Euronews : “Je voulais aussi vous demander, Monsieur le Président, sur la question des violence faites aux femmes. C’est une question qui a été débattue au Parlement européen il y a quelques jours, l’ONU a également exprimé sa préoccupation au sujet du nombre de meurtres de femmes enregistré en Bolivie. Pourquoi y a-t-il si peu de décisions judiciaires et comment peut-on mieux protéger les femmes?”

Evo Morales : “Avant, quand il n’y avait pas de règles, ni de normes contre les violences faites aux femmes, ou contre le machisme, peu de femmes portaient plainte. Avant, beaucoup de meurtres de femme restaient dans la sphère domestique et inconnus de la police.
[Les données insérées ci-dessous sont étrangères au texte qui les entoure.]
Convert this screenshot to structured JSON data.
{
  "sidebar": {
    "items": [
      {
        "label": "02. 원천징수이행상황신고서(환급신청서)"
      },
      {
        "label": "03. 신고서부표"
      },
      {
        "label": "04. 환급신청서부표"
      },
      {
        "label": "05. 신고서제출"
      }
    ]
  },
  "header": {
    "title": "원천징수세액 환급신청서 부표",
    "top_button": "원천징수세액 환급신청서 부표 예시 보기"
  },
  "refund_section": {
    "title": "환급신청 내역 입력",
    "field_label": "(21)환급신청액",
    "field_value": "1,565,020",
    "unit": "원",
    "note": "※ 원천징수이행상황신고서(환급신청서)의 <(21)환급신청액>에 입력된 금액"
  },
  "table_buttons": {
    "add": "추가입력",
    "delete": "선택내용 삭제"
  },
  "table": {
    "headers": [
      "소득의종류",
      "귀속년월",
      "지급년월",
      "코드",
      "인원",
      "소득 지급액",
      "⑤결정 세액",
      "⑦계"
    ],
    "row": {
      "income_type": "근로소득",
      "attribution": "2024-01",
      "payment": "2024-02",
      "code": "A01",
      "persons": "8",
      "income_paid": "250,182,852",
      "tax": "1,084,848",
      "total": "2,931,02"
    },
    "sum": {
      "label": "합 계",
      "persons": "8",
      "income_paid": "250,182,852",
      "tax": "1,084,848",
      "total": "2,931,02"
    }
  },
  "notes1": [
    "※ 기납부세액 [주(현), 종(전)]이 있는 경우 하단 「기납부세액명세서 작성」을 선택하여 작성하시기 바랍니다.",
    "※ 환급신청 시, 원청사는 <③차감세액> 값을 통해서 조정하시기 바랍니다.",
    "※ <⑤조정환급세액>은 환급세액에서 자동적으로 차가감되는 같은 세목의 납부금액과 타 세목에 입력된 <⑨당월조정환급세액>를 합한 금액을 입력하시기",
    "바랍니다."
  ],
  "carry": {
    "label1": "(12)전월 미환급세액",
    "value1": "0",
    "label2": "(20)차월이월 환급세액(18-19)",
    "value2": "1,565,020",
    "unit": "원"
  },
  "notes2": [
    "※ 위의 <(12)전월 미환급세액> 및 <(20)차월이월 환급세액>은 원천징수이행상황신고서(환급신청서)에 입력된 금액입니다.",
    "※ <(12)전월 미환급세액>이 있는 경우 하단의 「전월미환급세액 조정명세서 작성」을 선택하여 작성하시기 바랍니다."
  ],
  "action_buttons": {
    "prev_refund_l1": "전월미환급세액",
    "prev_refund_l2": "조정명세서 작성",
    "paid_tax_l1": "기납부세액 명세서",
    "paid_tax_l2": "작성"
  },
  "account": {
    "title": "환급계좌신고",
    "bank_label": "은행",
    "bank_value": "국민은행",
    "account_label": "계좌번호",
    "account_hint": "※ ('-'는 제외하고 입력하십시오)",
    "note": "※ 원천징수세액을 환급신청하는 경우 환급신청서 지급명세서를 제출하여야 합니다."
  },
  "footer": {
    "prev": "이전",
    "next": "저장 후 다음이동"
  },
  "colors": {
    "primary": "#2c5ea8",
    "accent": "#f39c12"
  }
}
Maintenant, elles porte plainte en cas de violences, donc les statistiques augmentent mais en réalité, la tendance est à la baisse”.

Euronews : “Mais il semble qu’il y ait peu de jugements. Peut-être faut-il travailler davantage avec la justice?”

Evo Morales : “Nous sommes en train de préparer un sommet et peut-être qu’un référendum sera organisé pour mettre de l’ordre dans la justice bolivienne. Vous savez qu’il y a une indépendance des pouvoirs et parfois en raison de cette indépendance, l’organe exécutif ne peut donner d’ordres. Mais il y a également une obligation : le peuple peut décider par le vote d’une transformation profonde, d’une révolution au sein de la justice bolivienne”.

Euronews : “Président, vous êtes un grand fan de football, que pensez-vous du scandale de la FIFA? De cette crise?”

Evo Morales : “Le football mondial laisse beaucoup à désirer. Le football est le patrimoine de l’humanité, il n’est pas possible que cela devienne le business de certains dirigeants du football mondial. Nous rejetons et condamnons la corruption au sein du monde du football. Par conséquent, le football ne peut pas être privatisé, je pense que les Etats doivent s’impliquer pour éviter de tels scandales”.